Таким способом она попыталась оживить фантазию: надо сказать, не без успеха. К тому же свежесть утреннего воздуха ее взбодрила. Как всегда при встрече с величием природы, Эмили вознесла молитву Господу и почувствовала, как укрепился ее дух.
Отвернувшись от окна и увидев старательно загороженную вечером дверь, она твердо решила выяснить, куда ведет узкая лестница. А подойдя к креслам, заметила, что те слегка сдвинуты с места. Трудно представить ее удивление, когда в следующий миг выяснилось, что дверь заперта снаружи. Значит, ее заперли ночью. Эмили показалось, что она увидела призрак. Жить в столь отдаленной комнате, в которую к тому же так легко проникнуть, было страшно, поэтому Эмили решила попросить мадам Монтони подыскать более удобную спальню.
Немного поблуждав по замку, в конце концов она попала в холл, а оттуда нашла дорогу в гостиную, где накануне вечером они ужинали. Сейчас здесь был накрыт завтрак, и тетушка сидела одна, в то время как синьор Монтони обходил замок, изучал состояние стен и укреплений и время от времени что-то обсуждал с Карло. Эмили заметила на лице тетушки следы слез и прониклась сочувствием, но постаралась выразить его скорее в манерах, чем в словах, тщательно скрывая, что обратила внимание на несчастье мадам. Воспользовавшись отсутствием синьора, она рассказала о странном происшествии с дверью, попросила другую комнату и снова попыталась узнать о причине их внезапного отъезда. По первой просьбе тетушка адресовала Эмили к супругу, заявив, что не собирается вмешиваться, а по второй заверила, что сама ничего не знает.
Чтобы как-то примирить мадам с обстоятельствами, Эмили принялась расхваливать величие замка и окружающего пейзажа, пытаясь опустить все неприятные особенности.
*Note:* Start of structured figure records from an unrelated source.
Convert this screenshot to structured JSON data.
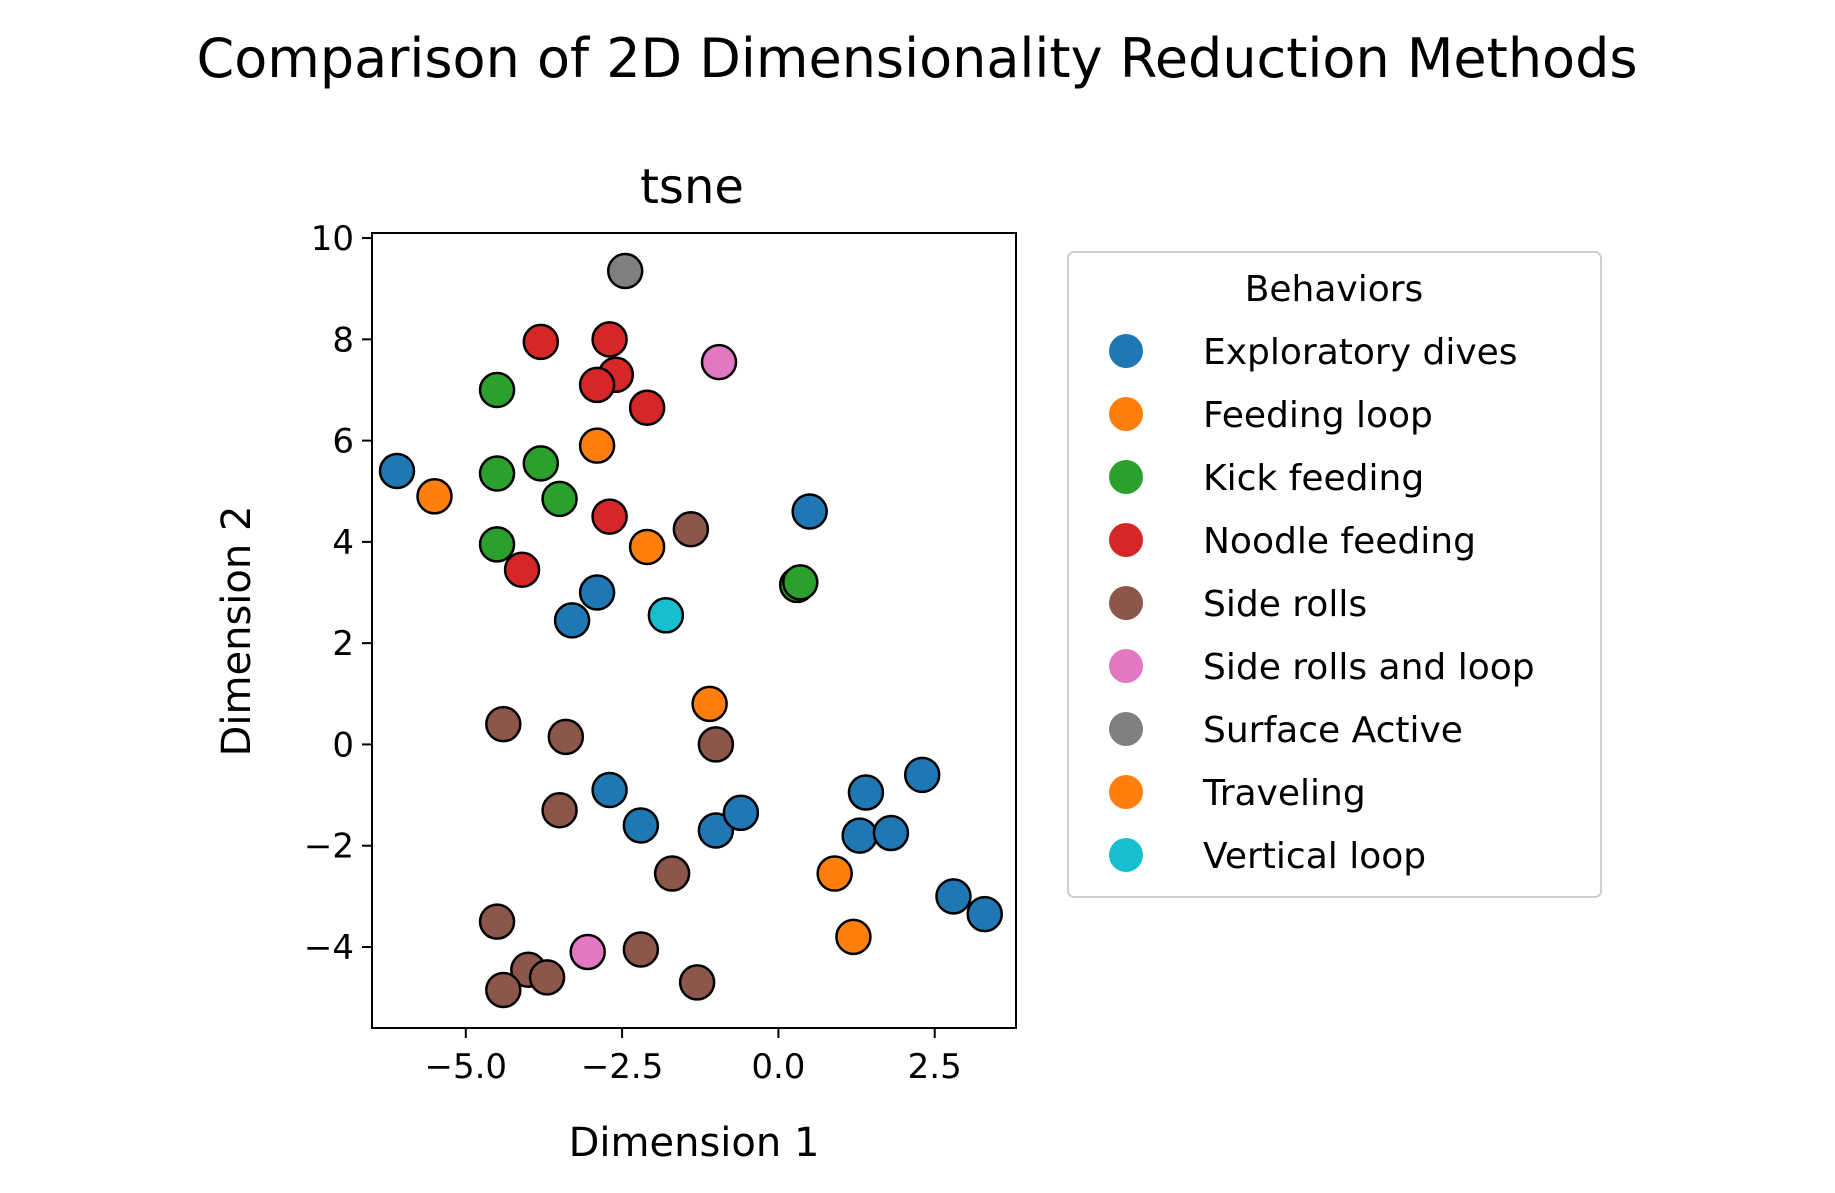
{
  "figure": {
    "suptitle": "Comparison of 2D Dimensionality Reduction Methods"
  },
  "chart_data": {
    "type": "scatter",
    "title": "tsne",
    "xlabel": "Dimension 1",
    "ylabel": "Dimension 2",
    "xlim": [
      -6.5,
      3.8
    ],
    "ylim": [
      -5.6,
      10.1
    ],
    "xticks": [
      -5.0,
      -2.5,
      0.0,
      2.5
    ],
    "xtick_labels": [
      "−5.0",
      "−2.5",
      "0.0",
      "2.5"
    ],
    "yticks": [
      -4,
      -2,
      0,
      2,
      4,
      6,
      8,
      10
    ],
    "ytick_labels": [
      "−4",
      "−2",
      "0",
      "2",
      "4",
      "6",
      "8",
      "10"
    ],
    "grid": false,
    "legend": {
      "title": "Behaviors",
      "placement": "outside-right"
    },
    "series": [
      {
        "name": "Exploratory dives",
        "color": "#1f77b4",
        "x": [
          -6.1,
          0.5,
          -2.9,
          -3.3,
          -2.7,
          -2.2,
          -1.0,
          -0.6,
          1.4,
          2.3,
          1.3,
          1.8,
          2.8,
          3.3
        ],
        "y": [
          5.4,
          4.6,
          3.0,
          2.45,
          -0.9,
          -1.6,
          -1.7,
          -1.35,
          -0.95,
          -0.6,
          -1.8,
          -1.75,
          -3.0,
          -3.35
        ]
      },
      {
        "name": "Feeding loop",
        "color": "#ff7f0e",
        "x": [
          -5.5,
          -2.9,
          -2.1,
          -1.1,
          0.9,
          1.2
        ],
        "y": [
          4.9,
          5.9,
          3.9,
          0.8,
          -2.55,
          -3.8
        ]
      },
      {
        "name": "Kick feeding",
        "color": "#2ca02c",
        "x": [
          -4.5,
          -4.5,
          -3.8,
          -3.5,
          -4.5,
          0.3,
          0.35
        ],
        "y": [
          7.0,
          5.35,
          5.55,
          4.85,
          3.95,
          3.15,
          3.2
        ]
      },
      {
        "name": "Noodle feeding",
        "color": "#d62728",
        "x": [
          -3.8,
          -2.7,
          -2.6,
          -2.9,
          -2.1,
          -2.7,
          -4.1
        ],
        "y": [
          7.95,
          8.0,
          7.3,
          7.1,
          6.65,
          4.5,
          3.45
        ]
      },
      {
        "name": "Side rolls",
        "color": "#8c564b",
        "x": [
          -1.4,
          -4.4,
          -3.4,
          -1.0,
          -3.5,
          -1.7,
          -4.5,
          -2.2,
          -1.3,
          -4.0,
          -3.7,
          -4.4
        ],
        "y": [
          4.25,
          0.4,
          0.15,
          0.0,
          -1.3,
          -2.55,
          -3.5,
          -4.05,
          -4.7,
          -4.45,
          -4.6,
          -4.85
        ]
      },
      {
        "name": "Side rolls and loop",
        "color": "#e377c2",
        "x": [
          -0.95,
          -3.05
        ],
        "y": [
          7.55,
          -4.1
        ]
      },
      {
        "name": "Surface Active",
        "color": "#7f7f7f",
        "x": [
          -2.45
        ],
        "y": [
          9.35
        ]
      },
      {
        "name": "Traveling",
        "color": "#ff7f0e",
        "x": [],
        "y": []
      },
      {
        "name": "Vertical loop",
        "color": "#17becf",
        "x": [
          -1.8
        ],
        "y": [
          2.55
        ]
      }
    ]
  }
}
И все же, хотя несчастье немного смягчило суровый нрав тетушки и научило скупому сочувствию другим, дарованное природой и развитое привычкой капризное стремление властвовать никуда не делось. Поэтому даже сейчас она не смогла отказать себе в удовольствии унизить ни в чем не повинную и беззащитную племянницу, осудив чувство прекрасного, которого сама была начисто лишена.
Язвительные комментарии были вскоре прерваны появлением синьора Монтони: словно не замечая никого вокруг, он уселся за стол, а на лице тетушки сразу появилось выражение страха, смешанного с презрением.